Aspecto de la Plaza de Bolívar en Bogotá el pasado 5 de octubre. Foto Carolina Tejada.

Redacción política

La consigna fue clara: Paz a la calle. Vestidos de blanco y con una vela encendida, la ciudadanía dio un lección de democracia histórica, el pasado 5 de octubre, en la marcha del silencio. La cita fue en 17 ciudades capitales de Colombia, todas ellas, citas masivas.

La convocatoria surgió en las redes sociales y fueron los estudiantes los que propusieron salir a la calle para defender los acuerdos de La Habana y exigir que la inestabilidad política provocada por los resultados del plebiscito cesara lo antes posible.

Las razones

Pero no solamente la salida a la calle de la ciudadanía fue motivada en reafirmar que los acuerdos firmados en Cartagena, deben implementarse de inmediato, sino porque el presidente Juan Manuel Santos, el día anterior levantó un cese al fuego que se suponía era bilateral y definitivo. El mandatario de los colombianos señaló que el 31 de octubre se levantaría la inoperatividad de la fuerza pública e inevitablemente se reactivaría la guerra. Un anuncio al que el pueblo colombiano calificó de apresurado y equivocado.

La marcha en Bogotá fue la numerosa presencia de los jóvenes y la fraternidad en que transcurrió la jornada. “Diversos sectores sociales se movilizaron masivamente por los acuerdos, lo sucedido el 5 de octubre fue heterogéneo, no todo el mundo se cobijó en la misma consigna, no todo el mundo tenía la misma motivación: algunos pedían acuerdo y otros pedían cumplir el acuerdo. Pero en lo que sí coincidieron fue en que la guerra debe terminar ya”, señaló Federico García, analista y profesor universitario.
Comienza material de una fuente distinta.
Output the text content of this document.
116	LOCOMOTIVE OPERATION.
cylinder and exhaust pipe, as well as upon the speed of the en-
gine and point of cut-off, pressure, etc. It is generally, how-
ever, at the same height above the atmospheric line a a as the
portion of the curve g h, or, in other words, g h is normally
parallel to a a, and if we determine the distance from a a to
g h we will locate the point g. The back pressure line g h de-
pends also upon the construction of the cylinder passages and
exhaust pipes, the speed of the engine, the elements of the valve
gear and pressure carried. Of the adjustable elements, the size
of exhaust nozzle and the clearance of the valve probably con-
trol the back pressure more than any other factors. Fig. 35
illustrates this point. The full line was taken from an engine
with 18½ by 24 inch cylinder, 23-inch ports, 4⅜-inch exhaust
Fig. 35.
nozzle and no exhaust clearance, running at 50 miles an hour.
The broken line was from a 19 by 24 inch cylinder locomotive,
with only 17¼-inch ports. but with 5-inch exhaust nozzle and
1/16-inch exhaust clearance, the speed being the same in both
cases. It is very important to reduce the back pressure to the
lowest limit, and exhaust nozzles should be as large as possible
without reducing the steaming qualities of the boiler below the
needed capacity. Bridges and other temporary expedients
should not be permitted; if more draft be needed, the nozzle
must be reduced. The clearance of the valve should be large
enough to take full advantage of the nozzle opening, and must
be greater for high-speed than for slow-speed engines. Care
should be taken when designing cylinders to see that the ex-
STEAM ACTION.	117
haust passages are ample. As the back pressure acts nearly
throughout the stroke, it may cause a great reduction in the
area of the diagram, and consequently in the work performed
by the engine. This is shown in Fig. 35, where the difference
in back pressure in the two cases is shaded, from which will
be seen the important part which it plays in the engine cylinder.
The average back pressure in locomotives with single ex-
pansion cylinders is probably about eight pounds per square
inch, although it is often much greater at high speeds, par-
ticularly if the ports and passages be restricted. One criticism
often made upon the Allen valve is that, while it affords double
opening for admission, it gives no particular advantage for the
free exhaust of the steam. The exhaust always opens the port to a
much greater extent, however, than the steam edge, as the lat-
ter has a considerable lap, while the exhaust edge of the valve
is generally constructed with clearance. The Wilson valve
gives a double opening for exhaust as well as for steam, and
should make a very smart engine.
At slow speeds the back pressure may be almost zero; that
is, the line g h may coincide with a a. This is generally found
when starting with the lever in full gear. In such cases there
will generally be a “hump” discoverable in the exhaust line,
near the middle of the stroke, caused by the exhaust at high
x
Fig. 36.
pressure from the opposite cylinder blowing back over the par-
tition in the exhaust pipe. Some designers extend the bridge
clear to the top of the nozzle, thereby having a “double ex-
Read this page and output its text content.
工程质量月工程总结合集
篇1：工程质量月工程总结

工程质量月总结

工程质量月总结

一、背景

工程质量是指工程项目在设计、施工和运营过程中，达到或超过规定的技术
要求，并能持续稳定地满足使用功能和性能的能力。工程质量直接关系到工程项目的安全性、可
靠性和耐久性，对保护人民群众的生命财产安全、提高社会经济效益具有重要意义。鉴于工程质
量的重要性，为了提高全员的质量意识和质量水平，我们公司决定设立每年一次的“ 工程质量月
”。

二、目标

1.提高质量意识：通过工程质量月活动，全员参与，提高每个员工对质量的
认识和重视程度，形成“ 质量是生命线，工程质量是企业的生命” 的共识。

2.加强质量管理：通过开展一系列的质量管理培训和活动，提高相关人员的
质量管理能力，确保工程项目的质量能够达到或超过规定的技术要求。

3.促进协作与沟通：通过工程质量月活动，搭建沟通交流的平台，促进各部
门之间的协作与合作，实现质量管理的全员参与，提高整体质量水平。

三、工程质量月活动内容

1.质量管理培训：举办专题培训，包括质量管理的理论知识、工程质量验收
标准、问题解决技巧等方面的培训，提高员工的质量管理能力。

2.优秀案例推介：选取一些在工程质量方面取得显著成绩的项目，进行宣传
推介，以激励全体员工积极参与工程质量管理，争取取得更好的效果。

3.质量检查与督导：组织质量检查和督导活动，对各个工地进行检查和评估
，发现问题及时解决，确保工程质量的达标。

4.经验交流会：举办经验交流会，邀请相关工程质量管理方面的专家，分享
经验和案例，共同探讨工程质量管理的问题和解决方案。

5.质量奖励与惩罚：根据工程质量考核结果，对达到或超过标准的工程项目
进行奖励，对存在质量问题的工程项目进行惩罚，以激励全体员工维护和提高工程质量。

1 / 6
Otro aspecto demostrado en la calle fue el rechazo a lo que muchos analistas políticos señalan como la unidad de elites. Y es que el momento de desestabilización que vive Colombia podría conducir a una negociación de la democracia y con ello a una reedición del pacto nacional. Muchos de los jóvenes marchantes reclamaban justamente la apertura democrática que se reclama en los acuerdos de La Habana y no permitir que dos fuerzas políticas de derecha asumieran el papel de pacificadores.

Reacciones

Desde La Habana, la delegación de paz de las FARC en cabeza de su vocero, Iván Márquez dijo: “Ante este respaldo multitudinario de Colombia a la paz, juramos no dar marcha atrás […]Vamos Colombia. Nada ni nadie podrá descarrilarnos de nuestro sueño de paz”. Por su parte, Martín Santos de la Fundación Buen Gobierno señaló tras ver la manifestación: “No sé ustedes, pero hoy veo luz (muy potente) al final del túnel. Se siente la Marcha Por La Paz”.

Lo cierto es que empezó la movilización que no termina en las marchas y plantones. En algunas localidades de Bogotá ya se instalaron asambleas de vecinos cuyo propósito es generar iniciativas y propuestas que logren superar la crisis política y se implementen de inmediato los acuerdos suscritos en La Habana y pactados en Cartagena.